Did you ever wonder how authors who write fiction find ideas for their stories? I sometimes do it by observing, and later recording on paper, those small life stories I have witnessed. I prefer to catagorize them as Vignettes. Here is one of those Vignettes.
I was in an elevator one day in a condominium building at an Atlantic Ocean beach resort, about 10:00 AM on a sunny day in August. The building was facing the ocean, but it also had an indoor swimming pool. The walls of the elevator were made of glass so that the passengers could have a view of the pool as they rode up and down
As I was waiting for the elevator to arrive and take me down to the pool level, a young little girl about three and a half feet high, in a swim suit, with a pony tail, and carrying a small stuffed Teddy Bear approached me.

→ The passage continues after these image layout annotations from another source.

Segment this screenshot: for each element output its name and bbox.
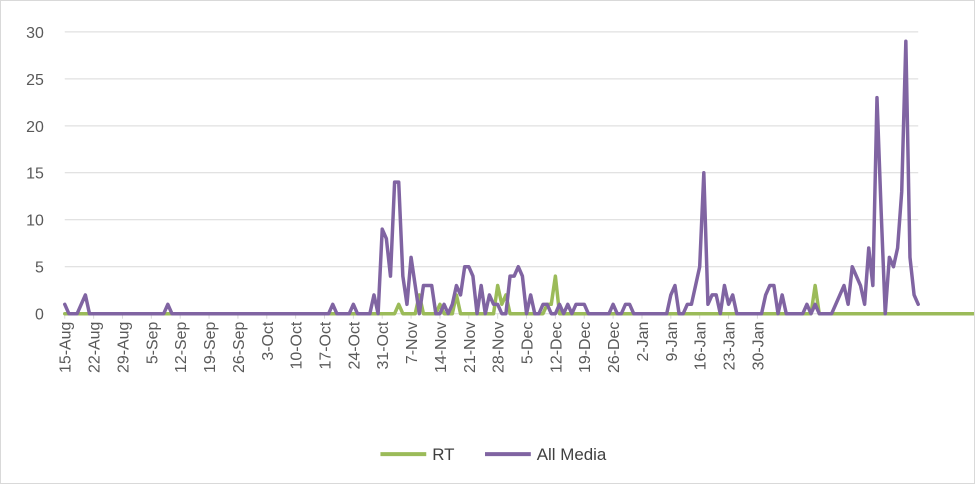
- x-tick-label: 31-Oct: [375, 321, 392, 369]
- series-lines: [63, 39, 974, 316]
- x-tick-label: 24-Oct: [346, 321, 363, 369]
- x-tick-label: 17-Oct: [317, 321, 334, 369]
- y-tick-label: 15: [26, 166, 44, 183]
- x-tick-label: 23-Jan: [722, 322, 739, 371]
- x-tick-label: 7-Nov: [404, 322, 421, 365]
- x-tick-label: 5-Sep: [144, 322, 161, 365]
- y-tick-label: 30: [26, 25, 44, 42]
- x-tick-label: 19-Dec: [577, 322, 594, 373]
- legend: RT All Media: [380, 445, 607, 464]
- x-tick-label: 3-Oct: [260, 321, 277, 361]
- x-tick-label: 5-Dec: [520, 322, 537, 365]
- x-tick-label: 2-Jan: [635, 322, 652, 362]
- x-tick-label: 28-Nov: [491, 322, 508, 373]
- x-tick-label: 30-Jan: [750, 322, 767, 371]
- x-tick-label: 15-Aug: [58, 322, 75, 373]
- x-tick-label: 9-Jan: [664, 322, 681, 362]
- x-tick-label: 21-Nov: [462, 322, 479, 373]
- gridlines: [64, 31, 919, 268]
- x-tick-label: 16-Jan: [693, 322, 710, 371]
- x-tick-label: 22-Aug: [87, 322, 104, 373]
- legend-label: RT: [432, 445, 454, 464]
- x-tick-label: 12-Sep: [173, 322, 190, 373]
- y-tick-label: 5: [35, 260, 44, 277]
- x-tick-label: 19-Sep: [202, 322, 219, 373]
- y-axis-tick-labels: 0 5 10 15 20 25 30: [26, 25, 44, 324]
- y-tick-label: 25: [26, 72, 44, 89]
- x-tick-label: 26-Dec: [606, 322, 623, 373]
- x-tick-label: 10-Oct: [289, 321, 306, 369]
- legend-label: All Media: [537, 445, 607, 464]
- y-tick-label: 20: [26, 119, 44, 136]
- y-tick-label: 0: [35, 307, 44, 324]
- y-tick-label: 10: [26, 213, 44, 230]
- x-tick-label: 26-Sep: [231, 322, 248, 373]
- x-tick-label: 12-Dec: [548, 322, 565, 373]
- series-line-all-media: [63, 39, 920, 316]
- x-tick-label: 29-Aug: [115, 322, 132, 373]
- x-axis-tick-labels: 15-Aug 22-Aug 29-Aug 5-Sep 12-Sep 19-Sep 26-Se…: [58, 321, 768, 373]
- x-tick-label: 14-Nov: [433, 322, 450, 373]
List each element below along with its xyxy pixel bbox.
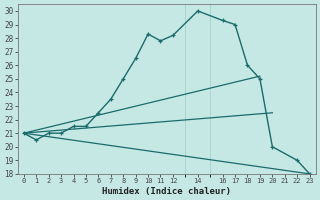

“Have you seen my friend? She’s dressed just like me,” she announced.
I allowed that I indeed had not seen her. We then entered the elevator together. Since we were the only two people in the elevator, it was very quiet. My young companion was looking out of the glass wall of the elevator toward the pool, searching for her friend.
“Is your friend younger or older than you,” I began.
“Oh, she’s older. She’s nine. I’m only eight.”
There was a long silence while she reviewed her statement. Then finally,
“I’m really not eight yet. My birthday is two months from now–then I’ll be eight.”
Now that her conscience was cleared, she turned to me and said,
“Goodbye,” and then she left the elevator headed for the pool to find her friend.
I think that there was a message in there for all of us. I know there was a story there for me to write.